Speaker
Description
This study addresses the Waste Collection Vehicle Routing Problem with Profit (WCVRP) while considering uncertainty in bin fill levels a critical challenge for municipalities and waste management providers aiming to enhance service efficiency. In real-world conditions, bins fill levels fluctuate unpredictably, leading to inefficient routing, unnecessary trips, or uncollected waste. To tackle these issues, we propose a Two-Stage WCVRP that incorporates uncertainty through a scenario-based approach. Scenarios are generated from residuals of predictive models, capturing realistic variations in bins waste usage.
The model employs a single recourse strategy: an overflow penalty is incurred when containers exceed their capacity and waste remains uncollected. This approach avoids the need for vehicle return trips and reflects practical constraints in urban collection systems.

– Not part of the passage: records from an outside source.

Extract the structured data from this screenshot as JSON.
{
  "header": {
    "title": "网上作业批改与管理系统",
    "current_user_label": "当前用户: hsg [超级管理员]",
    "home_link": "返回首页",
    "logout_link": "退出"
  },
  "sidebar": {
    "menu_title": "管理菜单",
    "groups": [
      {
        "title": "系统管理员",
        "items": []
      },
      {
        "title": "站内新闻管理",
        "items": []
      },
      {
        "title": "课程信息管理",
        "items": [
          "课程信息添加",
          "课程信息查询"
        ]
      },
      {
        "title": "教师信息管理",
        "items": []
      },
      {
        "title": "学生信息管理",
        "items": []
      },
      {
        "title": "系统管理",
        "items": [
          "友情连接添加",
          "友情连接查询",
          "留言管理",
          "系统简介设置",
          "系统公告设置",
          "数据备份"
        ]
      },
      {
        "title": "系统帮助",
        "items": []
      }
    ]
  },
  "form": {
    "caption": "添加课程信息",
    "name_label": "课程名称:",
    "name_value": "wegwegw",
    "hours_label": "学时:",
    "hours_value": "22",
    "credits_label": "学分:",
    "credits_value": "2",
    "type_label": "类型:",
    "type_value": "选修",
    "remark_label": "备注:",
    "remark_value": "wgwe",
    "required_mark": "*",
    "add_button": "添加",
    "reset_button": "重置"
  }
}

The objective is to maximize profits by balancing collection revenues, travel costs, and penalty costs. Formulated as a variant of the Capacitated Vehicle Routing Problem with Profit (CVRPP), the model performance is evaluated using indicators such as total profit, total distance traveled, and total waste collected.
Stochastic metrics, including the Expected Value of Perfect Information (EVPI) and the Value of the Stochastic Solution (VSS), are also calculated to assess the value of explicitly modeling uncertainty. A preliminary case study in Rio Maior, Portugal,demonstrates the applicability of the developed approach.